Scholarly expression of the new attitude appeared most conspicuously in studies of slavery. In a great reversal of interpretation, authoritative new accounts portrayed slaves as creators and transmitters of a vibrant culture rather than as vapid imitators of whites; slaves were strong and resistant rather than weak and passive, as Phillips had thought, and, unbeknownst to their masters, they had created a vital but invisible slave community that shielded them from the most hurtful effects of the cruelty and violation incident to bondage.

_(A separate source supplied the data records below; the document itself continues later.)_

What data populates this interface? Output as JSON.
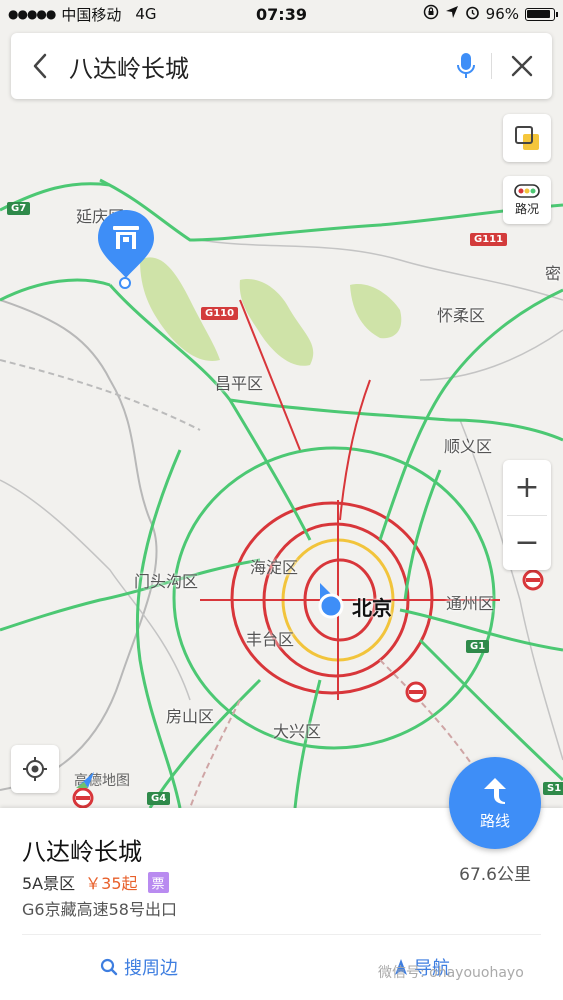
{
  "status_bar": {
    "signal": "●●●●●",
    "carrier": "中国移动",
    "network": "4G",
    "time": "07:39",
    "battery": "96%"
  },
  "search": {
    "query": "八达岭长城"
  },
  "map_controls": {
    "traffic_label": "路况",
    "zoom_in": "+",
    "zoom_out": "−",
    "route_label": "路线",
    "logo_text": "高德地图"
  },
  "map_labels": {
    "yanqing": "延庆区",
    "huairou": "怀柔区",
    "changping": "昌平区",
    "shunyi": "顺义区",
    "haidian": "海淀区",
    "beijing": "北京",
    "mentougou": "门头沟区",
    "fengtai": "丰台区",
    "tongzhou": "通州区",
    "fangshan": "房山区",
    "daxing": "大兴区",
    "mi": "密"
  },
  "road_shields": {
    "g7": "G7",
    "g111": "G111",
    "g110": "G110",
    "g1": "G1",
    "g4": "G4",
    "s1": "S1"
  },
  "poi": {
    "name": "八达岭长城",
    "category": "5A景区",
    "price": "￥35起",
    "ticket": "票",
    "address": "G6京藏高速58号出口",
    "distance": "67.6公里"
  },
  "actions": {
    "nearby": "搜周边",
    "navigate": "导航"
  },
  "watermark": "微信号: ohayouohayo",
  "colors": {
    "accent": "#3e8ef7",
    "traffic_green": "#4cc873",
    "traffic_red": "#d8363a",
    "traffic_yellow": "#f2c43b",
    "price": "#e8612c"
  }
}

Meanwhile, even as publications reflecting the new approach multiplied, scholars, in a strange lapse, left the lives of Northern free blacks for the most part unattended. The most celebrated work on the subject, Leon Litwack's North of Slavery, found them victims of a heartless system of discrimination and repression. The key word here is victims. While the slave, it now was argued, had managed to overcome the most serious effects of oppression, evidence that free blacks in the North succeeded in doing the same thing was not forthcoming. Studies that argued otherwise were few and late to appear.

But were Northern blacks really so different from their Southern counterparts? Did Northern blacks resist their circumstances and find ways to save themselves, as their enslaved cohorts did, by becoming actors rather than mere subjects? Did they, too, through strength of will and character, overcome the indignities and injustice which an unfeeling Northern white society inflicted? The important accomplishment of Witness for Freedom is to provide affirmative answers to these and related questions. Although the scholar who someday will write the much-needed seamless history of African Americans - one that bridges the Mason-Dixon line - has yet to appear, the present volume contains some of the material essential for that enterprise.

In the mid-1970s, Peter Ripley and his associates at Florida State University undertook a search for letters written by black abolitionists, people who, naturally enough, lived in the North. If memory serves, I commented at the time that Ripley et al. had undertaken a search for hens' teeth. I was wrong. Through great industry and ingenuity, the Ripley team recovered some 14,000 letters, speeches, essays, pamphlets, and newspaper editorials located in 110 newspapers, many of them obscure and neglected, and in 200 libraries here and abroad. Subsequently these documents were made available in a seventeen-reel microfilm edition, and a generous selection was published in a five-volume series by the University of North Carolina Press. Under consideration in this review is a sampling of the entire collection, fashioned to reveal the course of Northern black antislavery activities from 1817 to 1865. The selections reveal the advocacy of freedom and equality by a group of remarkable figures, African American women as well as men. They also illustrate the extreme difficulties these persons faced on account of the obstacles a repressive society set in their way. The documents also provide rare and enlightening glimpses of a Northern free black community parallel in some respects to the now familiar Southern slave community; or, as the editors have it, the selections "reveal the full sweep of African American life and culture in antebellum America" (xviii).